Two resident individuals are equal shareholders in a resident private company. One shareholder holds all C class shares, while the other shareholder holds all D class shares. The resident private company is winding down business operations. Each shareholder will share equally in both the retained profits and the franking credits of the company. One shareholder will be paid a fully franked dividend in one income year, while the other shareholder will be paid the same fully franked dividend in a later income year. Both shareholders are 'qualified persons' under Division 1A, Part IIIA of the ITAA 1936 with respect to the dividends to be paid.
Section 160AQCBA of the ITAA 1936 was introduced as a specific anti-avoidance provision to apply where a company streams dividends so as to provide franking credit benefits to shareholders who benefit most, in preference to other shareholders.
Broadly speaking, any strategy directed to defeating the policy of the law by avoiding wastage of franking benefits through directing the flow of franked dividends to those shareholders who can most benefit from them, to the exclusion of disadvantaged shareholders, may amount to dividend streaming (Explanatory Memorandum to Taxation Laws Amendment Bill [No 3] 1998).

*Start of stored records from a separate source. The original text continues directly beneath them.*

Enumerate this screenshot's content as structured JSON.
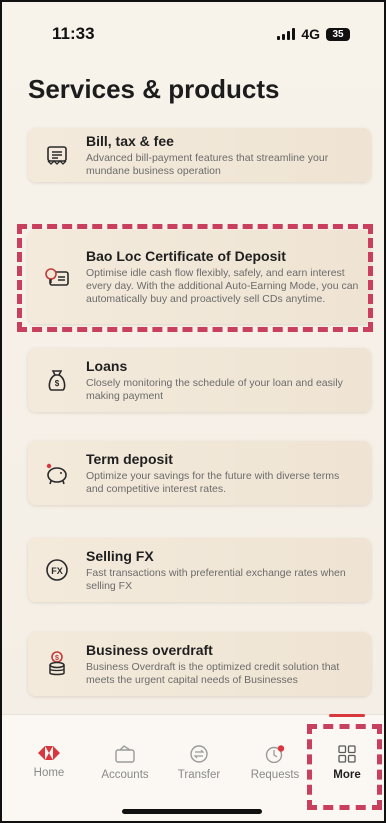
{
  "status_bar": {
    "time": "11:33",
    "network": "4G",
    "battery": "35"
  },
  "page": {
    "title": "Services & products"
  },
  "services": [
    {
      "title": "Bill, tax & fee",
      "description": "Advanced bill-payment features that streamline your mundane business operation",
      "icon": "receipt-icon"
    },
    {
      "title": "Bao Loc Certificate of Deposit",
      "description": "Optimise idle cash flow flexibly, safely, and earn interest every day. With the additional Auto-Earning Mode, you can automatically buy and proactively sell CDs anytime.",
      "icon": "certificate-icon"
    },
    {
      "title": "Loans",
      "description": "Closely monitoring the schedule of your loan and easily making payment",
      "icon": "money-bag-icon"
    },
    {
      "title": "Term deposit",
      "description": "Optimize your savings for the future with diverse terms and competitive interest rates.",
      "icon": "piggy-bank-icon"
    },
    {
      "title": "Selling FX",
      "description": "Fast transactions with preferential exchange rates when selling FX",
      "icon": "fx-icon"
    },
    {
      "title": "Business overdraft",
      "description": "Business Overdraft is the optimized credit solution that meets the urgent capital needs of Businesses",
      "icon": "coin-stack-icon"
    }
  ],
  "bottom_nav": {
    "items": [
      {
        "label": "Home",
        "icon": "home-logo-icon"
      },
      {
        "label": "Accounts",
        "icon": "wallet-icon"
      },
      {
        "label": "Transfer",
        "icon": "transfer-icon"
      },
      {
        "label": "Requests",
        "icon": "requests-icon"
      },
      {
        "label": "More",
        "icon": "grid-icon"
      }
    ],
    "active": "More"
  },
  "colors": {
    "brand_red": "#d9373e",
    "highlight_dash": "#c9405e",
    "card_bg": "#f0e6d6"
  }
}
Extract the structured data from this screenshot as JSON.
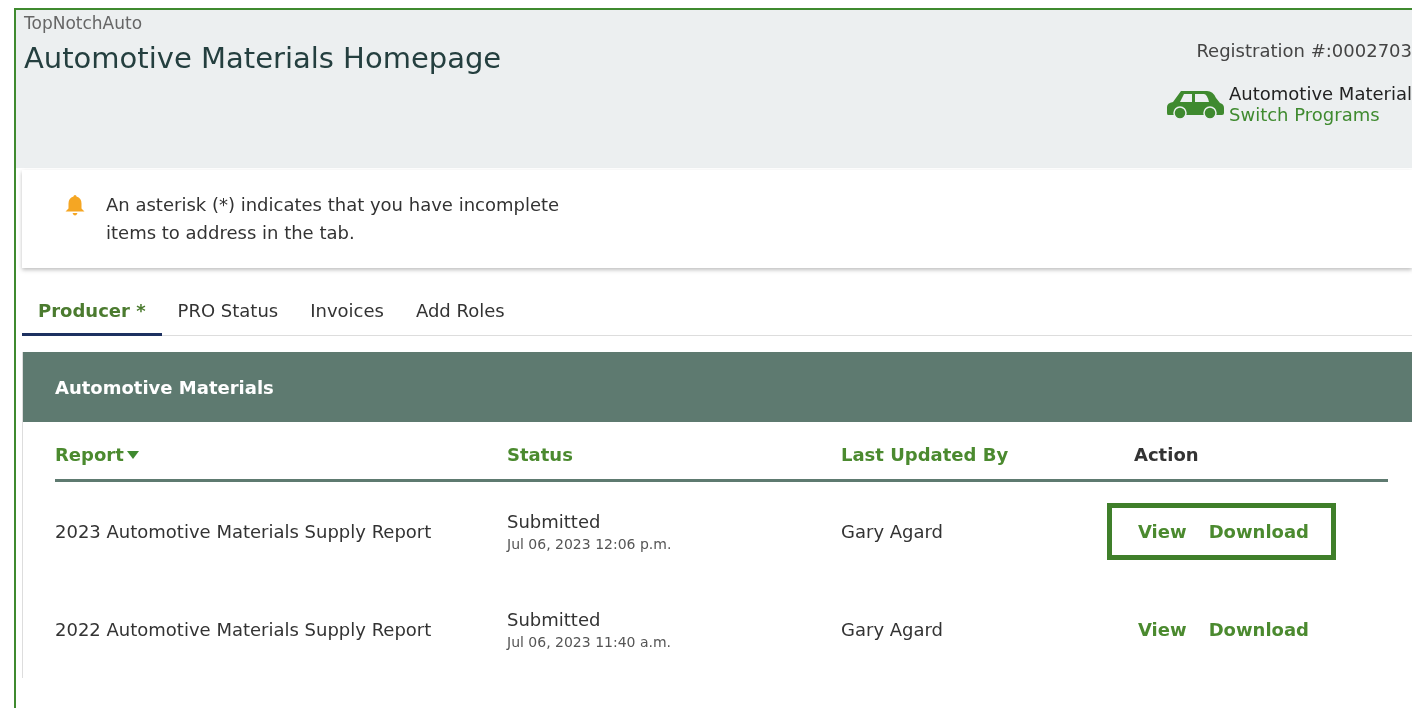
{
  "header": {
    "company": "TopNotchAuto",
    "title": "Automotive Materials Homepage",
    "registration": "Registration #:0002703",
    "program": {
      "name": "Automotive Material",
      "link": "Switch Programs"
    }
  },
  "alert": {
    "text": "An asterisk (*) indicates that you have incomplete items to address in the tab."
  },
  "tabs": [
    {
      "label": "Producer *",
      "selected": true
    },
    {
      "label": "PRO Status",
      "selected": false
    },
    {
      "label": "Invoices",
      "selected": false
    },
    {
      "label": "Add Roles",
      "selected": false
    }
  ],
  "panel": {
    "title": "Automotive Materials",
    "columns": [
      {
        "label": "Report",
        "kind": "link",
        "sorted": true
      },
      {
        "label": "Status",
        "kind": "link",
        "sorted": false
      },
      {
        "label": "Last Updated By",
        "kind": "link",
        "sorted": false
      },
      {
        "label": "Action",
        "kind": "plain",
        "sorted": false
      }
    ],
    "rows": [
      {
        "report": "2023 Automotive Materials Supply Report",
        "status": "Submitted",
        "date": "Jul 06, 2023 12:06 p.m.",
        "updated_by": "Gary Agard",
        "actions": [
          "View",
          "Download"
        ],
        "highlighted": true
      },
      {
        "report": "2022 Automotive Materials Supply Report",
        "status": "Submitted",
        "date": "Jul 06, 2023 11:40 a.m.",
        "updated_by": "Gary Agard",
        "actions": [
          "View",
          "Download"
        ],
        "highlighted": false
      }
    ]
  }
}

In the year that the first franked dividend is paid both shareholders are resident individuals and both would be 'qualified persons' (Division 1A, Part IIIA, of the ITAA 1936). Because Division 67 of the ITAA 1997 now allows the refund of excess imputation credits to resident individuals receiving franked dividends, both shareholders would be entitled to receive an equivalent benefit from franked dividends regardless of their basic tax liability.
In view of this, there can be no wastage of franking benefits. Therefore, no strategy to avoid wastage of franking benefits can be inferred by the deferral of the second dividend. In the absence of such a strategy, streaming will not have occurred and section 160AQCBA of the ITAA 1936 cannot apply.